Trambouille revint vers la cuisine, avec son air angélique. Marjolaine, en le regardant, ne pouvait éviter de remarquer les quelques gouttes de sueur qui perlaient sur son front et suivaient ses rides, comme de petits ruisseaux affluant vers de grands fleuves. Elle le trouvait toujours aussi craquant. En l’embrassant sur la bouche, elle lui demanda :
-« Tout va bien, mon filou ? »
-« Oui, oui. A quelle heure mange-t-on aujourd’hui ? » S’enquit-il, persuadé qu’elle ne se doutait de rien.
-« Dans une petite heure, tout sera prêt » répondit-elle
« Bon, eh bien …je m’en vais faire un petit tour, à tout de suite. »

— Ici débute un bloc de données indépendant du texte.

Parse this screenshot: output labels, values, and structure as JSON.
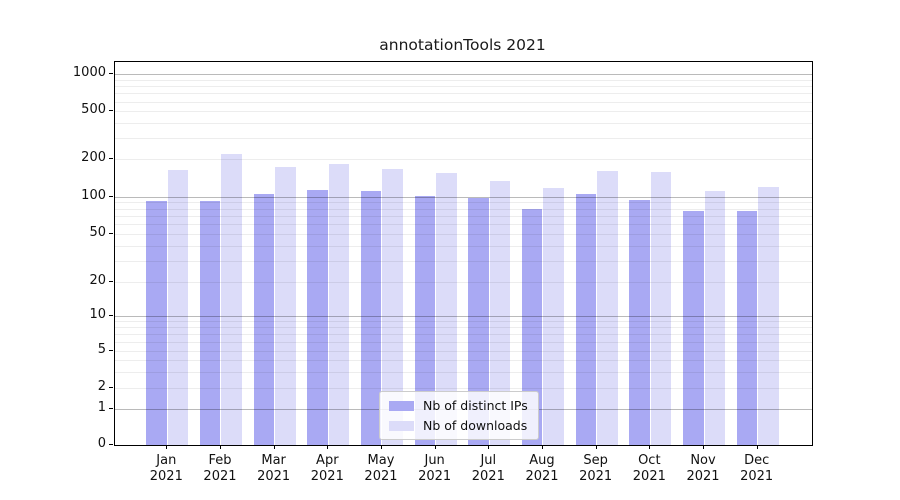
{
  "title": "annotationTools 2021",
  "year_label": "2021",
  "months": [
    "Jan",
    "Feb",
    "Mar",
    "Apr",
    "May",
    "Jun",
    "Jul",
    "Aug",
    "Sep",
    "Oct",
    "Nov",
    "Dec"
  ],
  "chart_data": {
    "type": "bar",
    "title": "annotationTools 2021",
    "categories": [
      "Jan 2021",
      "Feb 2021",
      "Mar 2021",
      "Apr 2021",
      "May 2021",
      "Jun 2021",
      "Jul 2021",
      "Aug 2021",
      "Sep 2021",
      "Oct 2021",
      "Nov 2021",
      "Dec 2021"
    ],
    "series": [
      {
        "name": "Nb of distinct IPs",
        "color": "#a9a9f3",
        "values": [
          93,
          92,
          105,
          113,
          112,
          101,
          98,
          80,
          105,
          94,
          76,
          77
        ]
      },
      {
        "name": "Nb of downloads",
        "color": "#dcdcf9",
        "values": [
          165,
          220,
          172,
          183,
          167,
          155,
          133,
          118,
          160,
          158,
          112,
          120
        ]
      }
    ],
    "xlabel": "",
    "ylabel": "",
    "yscale": "symlog",
    "ylim": [
      0,
      1250
    ],
    "ytick_labels": [
      1000,
      500,
      200,
      100,
      50,
      20,
      10,
      5,
      2,
      1,
      0
    ],
    "grid": true,
    "legend_position": "lower center inside plot"
  },
  "colors": {
    "distinct_ips": "#a9a9f3",
    "downloads": "#dcdcf9",
    "spine": "#000000",
    "major_grid": "rgba(0,0,0,0.27)",
    "minor_grid": "rgba(0,0,0,0.07)",
    "legend_border": "#cccccc"
  }
}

Marjolaine était une cuisinière hors pair, elle savait mettre de la passion dans ses repas, elle tenait son ours par le ventre. comme il se doit! Et allez savoir pourquoi elle mettait toujours de l'origan dans tous ses plats!

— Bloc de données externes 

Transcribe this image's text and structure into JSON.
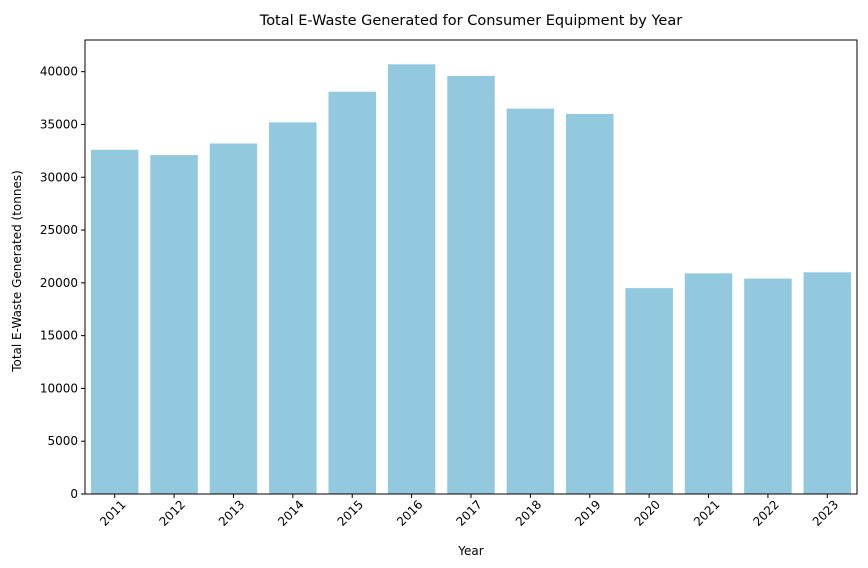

Trambouille avait encore des courses à faire, pour mettre son plan à exécution. Un peu fatigué par les courses faites le matin. Il décida de prendre son vélo auquel il attacha la petite remorque, et se dirigea chez le pépiniériste. Arrivé au parking, il reconnut le groupe de rappeurs qui faisaient du Break-dance sur un grand carton. Il se dirigea vers eux, en jetant un regard circulaire autour de lui, leur fit le salut de reconnaissance, et leur demanda de lui garder son véhicule.
«Ya pas de problème, quoi !» « Vous pouvez être tranquille, man ! » Le vieux avait la côte auprès des jeunes, comme eux, il était une figure de la rue. Un théâtre à lui tout seul. Sorti, certes, d’une autre époque, mais jamais à cours d’anecdotes pour surprendre les jeunes en quête d’aventures.
Trambouille rentra dans le magasin et ressortit, avec différents oignons de fleurs pour le jardin, et des pousses de valérianes et de chataires. Il remercia le groupe de jeunes et rentra pour le dîner. En arrivant chez lui, il traversa d’un trait le jardin en direction du cabanon.
Marjolaine s’avança sur la terrasse en le voyant :
« Mais qu’est-ce que tu fabriques aujourd’hui encore ? »
« Ne t’approches pas, c’est une surprise ? Vade retro Barjolaine! » Trambouille employait toujours ce surnom, quand elle commençait à l’agacer.
« Bon dépêche-toi ! Le repas est prêt, et vu comme tu me traites, ne compte pas sur moi pour mettre la table » Elle tourna les talons et repartit dans la cuisine en faisant mine d’être fâchée.
Ils se connaissaient si bien qu’ils s’utilisaient l’un, l’autre constamment pour alimenter leur quotidien. Chacun savait si bien les limites de l’autre, qu’ils veillaient, sans efforts, à ne pas les dépasser.